I went online to see what one wears to this event and learned that "costumes or tacky clothing" was the suggested attire. For those still at sea, there were helpful photos of participants at past Cotillions. Colored wigs, feather boas, and funny hats seemed common choices. Big Man had it easy -- the band members were to dress in black -- big deal. I was the one with decisions to make. My selections were complicated by the fact that the benefit featured all you could eat food from some premier New Orleans restaurants, so I didn't want to put on anything too binding. Eventually, I settled on kind of a Pirate Queen thing with a mask but no wig or hat.

I always enjoy going to Mardi Gras World, seeing up close and at rest the fancy floats and figures that usually go by too quickly at Carnival. But most of the time I'm there for MOMs, which is a completely different milieu than the Cochon Cotillion (enough said about that!). Inside the main room, different tables were up around the periphery, each table representing a different restaurant or caterer, with selections like shrimp remoulade, Cajun pasta, alligator burgers, Creole Country Store sausages, spinach salad with pecans, potatoes au gratin, fruit salad, even pizza and hot dogs (I didn't waste calories on that, believe you me!)

For dessert, there were several varieties of bread pudding, cupcakes, and an unbelievable array of jewel-like tiny pastries by a new pastry chef Uptown, a young woman who looked Philippine-American. They were AMAZING! I had to physically restrain myself from just hanging out there and eating like a, well, like a little cochon.
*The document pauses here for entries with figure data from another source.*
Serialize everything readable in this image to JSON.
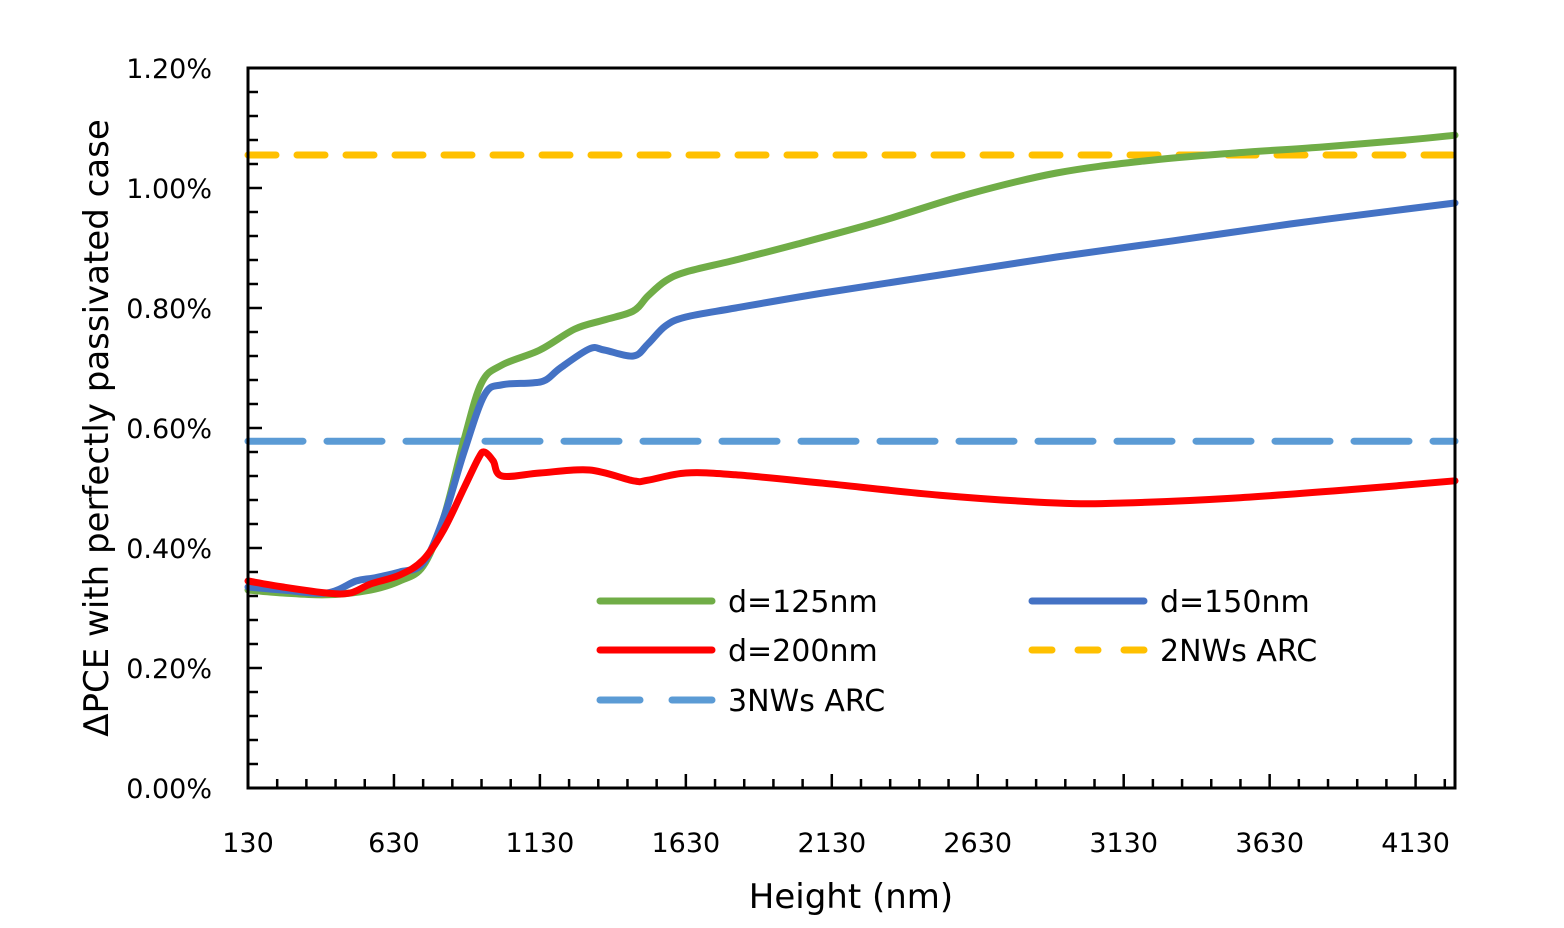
{
  "chart_data": {
    "type": "line",
    "title": "",
    "xlabel": "Height (nm)",
    "ylabel": "ΔPCE with perfectly passivated case",
    "xlim": [
      130,
      4265
    ],
    "ylim": [
      0,
      1.2
    ],
    "x_ticks": [
      130,
      630,
      1130,
      1630,
      2130,
      2630,
      3130,
      3630,
      4130
    ],
    "x_tick_labels": [
      "130",
      "630",
      "1130",
      "1630",
      "2130",
      "2630",
      "3130",
      "3630",
      "4130"
    ],
    "y_ticks": [
      0,
      0.2,
      0.4,
      0.6,
      0.8,
      1.0,
      1.2
    ],
    "y_tick_labels": [
      "0.00%",
      "0.20%",
      "0.40%",
      "0.60%",
      "0.80%",
      "1.00%",
      "1.20%"
    ],
    "y_unit": "%",
    "grid": false,
    "legend_position": "lower-center",
    "series": [
      {
        "name": "d=125nm",
        "color": "#70ad47",
        "style": "solid",
        "x": [
          130,
          250,
          400,
          550,
          650,
          730,
          800,
          870,
          930,
          1000,
          1130,
          1250,
          1350,
          1450,
          1500,
          1560,
          1630,
          1800,
          2000,
          2300,
          2600,
          2900,
          3200,
          3500,
          3800,
          4100,
          4265
        ],
        "y": [
          0.33,
          0.325,
          0.322,
          0.33,
          0.345,
          0.37,
          0.45,
          0.58,
          0.675,
          0.705,
          0.73,
          0.765,
          0.78,
          0.795,
          0.82,
          0.845,
          0.86,
          0.88,
          0.905,
          0.945,
          0.99,
          1.025,
          1.045,
          1.058,
          1.068,
          1.08,
          1.088
        ]
      },
      {
        "name": "d=150nm",
        "color": "#4472c4",
        "style": "solid",
        "x": [
          130,
          250,
          400,
          500,
          560,
          650,
          730,
          800,
          870,
          940,
          1000,
          1100,
          1150,
          1200,
          1300,
          1350,
          1450,
          1500,
          1560,
          1630,
          1800,
          2100,
          2500,
          2900,
          3300,
          3700,
          4100,
          4265
        ],
        "y": [
          0.335,
          0.33,
          0.325,
          0.345,
          0.35,
          0.36,
          0.375,
          0.45,
          0.56,
          0.655,
          0.672,
          0.675,
          0.68,
          0.7,
          0.732,
          0.73,
          0.72,
          0.74,
          0.77,
          0.785,
          0.8,
          0.825,
          0.855,
          0.885,
          0.912,
          0.94,
          0.965,
          0.975
        ]
      },
      {
        "name": "d=200nm",
        "color": "#ff0000",
        "style": "solid",
        "x": [
          130,
          250,
          400,
          480,
          550,
          650,
          730,
          800,
          870,
          920,
          940,
          970,
          1000,
          1130,
          1300,
          1450,
          1500,
          1630,
          1800,
          2100,
          2500,
          2900,
          3130,
          3500,
          3900,
          4265
        ],
        "y": [
          0.345,
          0.335,
          0.325,
          0.325,
          0.34,
          0.355,
          0.38,
          0.43,
          0.5,
          0.55,
          0.56,
          0.545,
          0.52,
          0.525,
          0.53,
          0.512,
          0.513,
          0.525,
          0.522,
          0.508,
          0.488,
          0.475,
          0.475,
          0.483,
          0.497,
          0.512
        ]
      },
      {
        "name": "2NWs ARC",
        "color": "#ffc000",
        "style": "dashed",
        "x": [
          130,
          4265
        ],
        "y": [
          1.055,
          1.055
        ]
      },
      {
        "name": "3NWs ARC",
        "color": "#5b9bd5",
        "style": "long-dashed",
        "x": [
          130,
          4265
        ],
        "y": [
          0.578,
          0.578
        ]
      }
    ],
    "legend": [
      "d=125nm",
      "d=150nm",
      "d=200nm",
      "2NWs ARC",
      "3NWs ARC"
    ]
  }
}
One thing that might seem strange (MIGHT??) was that this was an open-bar event. I mean, only in New Orleans, right? would there be a benefit for an institution promoting sobriety where there'd be so much drinking. It was weird enough, even for us, that two of the emcees mentioned it from the stage. ("Where else but New Orleans could you get this drunk in the name of staying sober?")

A prominent feature of the Cotillion is the annual parade, leading of course to its other nickname, Pork & Beads. There's a king and queen and court, there's an actual high school marching band, and lots of bead throwing, even dubloons (but these were actually chocolate coins from the Magazine Street chocolate shop, Blue Frog. Yum!) I couldn't get myself interested in more beads -- which I'd only have to drop off at Sophie Gumbel anyway -- but I did enjoy watching the parade and seeing the costumes people came up with. (Lots of pig themes, natch, and lots of references to current events.)

Then I saw someone I thought I knew, and in a flash I realized I only thought I knew him because his famous face was so familiar. It was James Carville, and then I saw his wife Mary Matalin as well. Wow! I wanted to run up to them and say, "Y'all helped inspire my marriage!" because Big Man is a Republican and I'm a congenital Democrat. When we'd get into verbal scuffles over politics when we were dating, we'd say, "I wonder how Carville and Matalin handle this?" and we eventually figured out that they probably decide not to keep on talking when they have an impasse. (We don't know that for sure, we just made it up. But it does work for us.) I didn't interrupt the parade to tell that, and later I couldn't find them. Oh well. Next time I run into them in this small town, I'll tell them.

Since Big Man and I had to arrive before the Patron Party at 7 pm, and I was so sun-struck from the Riverfest earlier in the day, I conked out pretty early and retreated to the van until Big Man was free to leave. Next year, I'll devise an even more comfortable costume, and maybe invite a sister or a friend to go with me so I'd have somebody to talk to while Big Man is on stage.

But it's a terrific good time in a great cause -- not to mention the irony!